Megatron (soğuk bir gülümseme ile): "O zaman eğlenceli olsun."

Bölüm 17 – Çizginin Ötesi (devam)

Megatron'un kılıcı, Nexus'tan sarkan zincirlerden birini kesmek için savruldu. Metalin sesi yankılandı ama zincir kesilmedi; sadece daha koyu bir karanlıkla titreşti.

Aynı anda, Optimus'un görüşü bozulmaya başladı. Çatışmanın ortasında, gözlerinin önüne bir sahne geldi:

Cybertron… ama bembeyaz. Ne savaş, ne acı vardı. Orion Pax olarak eski dostlarıyla konuşuyordu. Yalnızca huzur…

> Nexus'un sesi: "Bunu sana verebilirim… yeter ki dur."

Optimus, dişlerini sıkarak sahneyi dağıtmaya çalıştı. Bu sırada gerçek dünyada, üzerine hızla gelen bir Infernobot sürüsü vardı. Elindeki ion blaster ile ateş etti, patlayan kıvılcımlar Nexus'un karanlığında sönüp gitti.

Megatron ise kendi zihinsel işgalini yaşıyordu. Kendisini, geçmişteki tüm zaferlerinin ortasında gördü. Savaş meydanında binlerce Decepticon ona tezahürat ediyordu. Ta ki bir an, kalabalığın yüzleri birer maskeye dönüşene kadar… ve hepsi Nexus'un gözleri oldu.

> Nexus: "Zaferin bedeli… bana boyun eğmektir."

Bir anda Neon City'nin zemininden dev zincirler fışkırdı. Gökyüzünde açılan yarık, şehrin yarısını yutmaya başladı. Autobot ve Decepticon birlikleri, hayatta kalabilmek için omuz omuza ateş açıyordu.

Bumblebee, yıkık bir binanın tepesinden bağırdı:

> Bumblebee: "Komutan! Şehir parçalanıyor!"

Optimus: "Herkesi çek! Nexus'un çekirdeğini durdurmadan bu savaş bitmez!"

Megatron, Optimus'un yanına geldi, omzunu iterek ileri geçti.

> Megatron: "Yol ver. O çekirdek benim hakkım."

Optimus: "Yanılıyorsun, Megatron. Bu—"

Konuşma bitmeden, ikisinin arasına Nexus'un zincirleri düştü. Ve zincirlerin içinden, tamamen yabancı, kısmen mekanik kısmen organik bir kol çıktı…

Bölüm 17 – Çizginin Ötesi (devam 2)

Zincirlerin arasından çıkan kol, karanlıkta kendi ışığını yutuyormuş gibi görünüyordu. Mekanik eklemler arasında, adeta yaşayan kas liflerine benzeyen damarlı yapılar titriyordu. Her adımda metal gıcırtısına, boğuk bir nabız sesi eşlik ediyordu.

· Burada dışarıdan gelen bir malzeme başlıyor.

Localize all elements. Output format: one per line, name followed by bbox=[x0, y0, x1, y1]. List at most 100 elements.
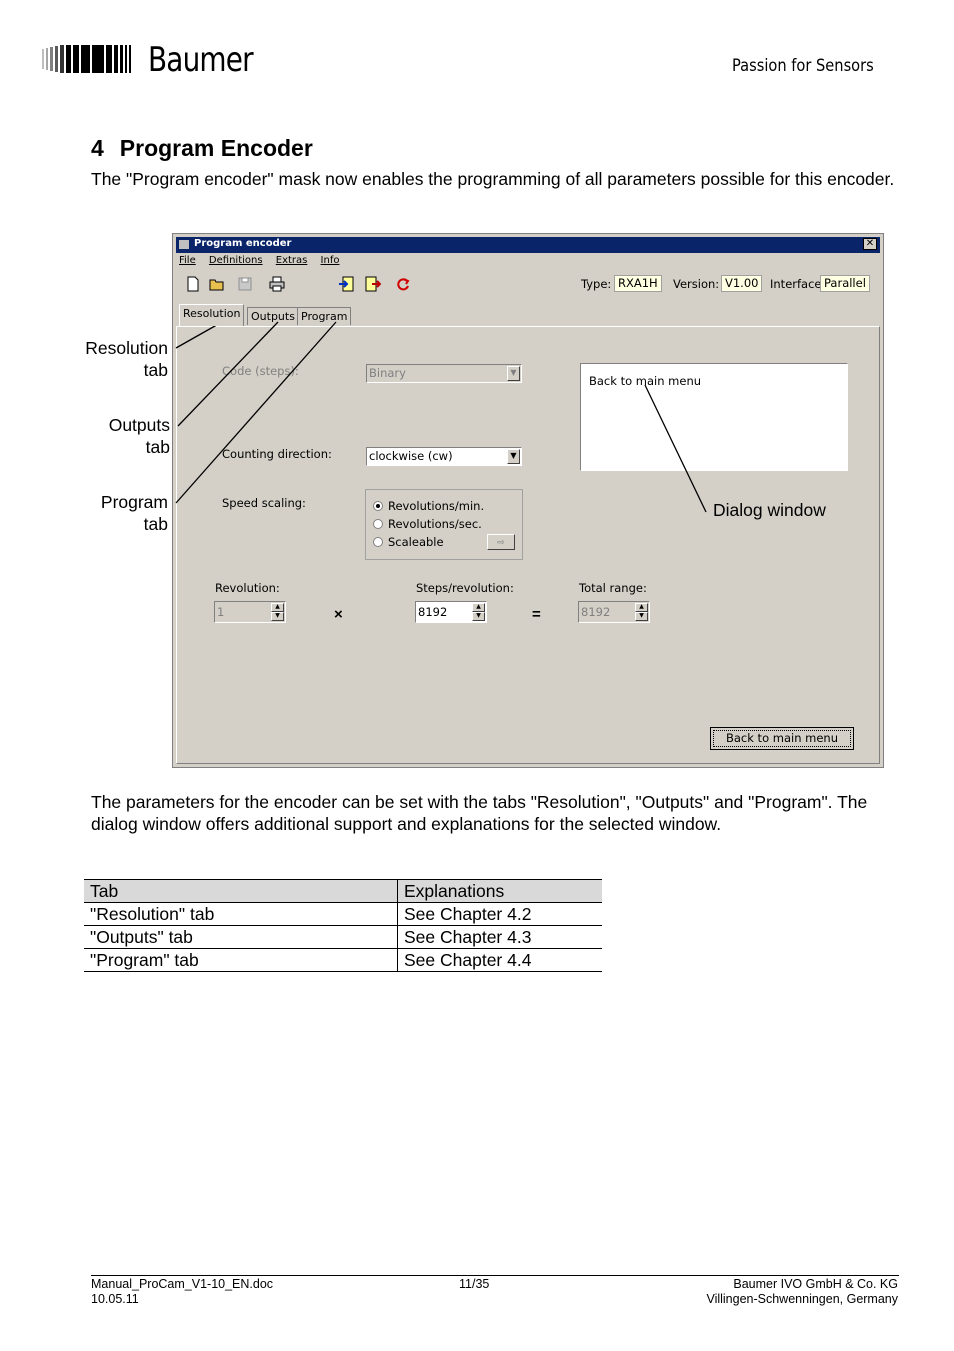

Göğsünde, Nexus'un enerji çekirdeğiyle aynı frekansta atan yarı saydam bir küre vardı. Kürenin içinde, fırtınaya yakalanmış yıldırım gibi kıvılcımlar dönüyordu.

Başını kaldırdığında… yüzü yoktu. Yerinde, sonsuz boşluğu andıran siyah bir yarık vardı; ama yarığın derinlerinde ara sıra iki kırmızı nokta yanıp sönüyordu.

Nexus'un sesi, artık havadan değil, yaratığın varlığından geliyordu:

"Beni zincirleyenleri… zincirlerimle boğarım."

Bir anda ileri atıldı. Hızı, ağırlığıyla çelişen bir keskinlikteydi.

Optimus, elindeki kılıcı kaldırdı; ilk darbeyi karşıladı ama çarpışma o kadar güçlüydü ki, etrafındaki hava dalgası yıkık binaları devirdi.

Megatron, arkadan ağır top atışı yaptı; ancak yaratığın zırhı darbeyi emdi ve oluşan enerjiyi kollarındaki damarlara geri pompaladı.

Yaratık, zincirlerinden birini Megatron'a savurdu. Zincir, havada kıvrılarak dev bir mızrak şekline girdi. Megatron yana sıçradı ama zincirin ucu yerin altına saplanınca, tüm Neon City'nin zemini çatladı.

Bumblebee ve Arcee, binaların arasından yaratığın eklemlerine hedef aldı. Ancak her vuruş, dokularının anında yenilenmesiyle sonuçlandı.

Optimus: "Bu şey… Nexus'un maddesinden yapılmış! Onu sıradan silahlarla durduramayız!"

Megatron: "O zaman sıradışı bir şey yapmamız gerekecek!"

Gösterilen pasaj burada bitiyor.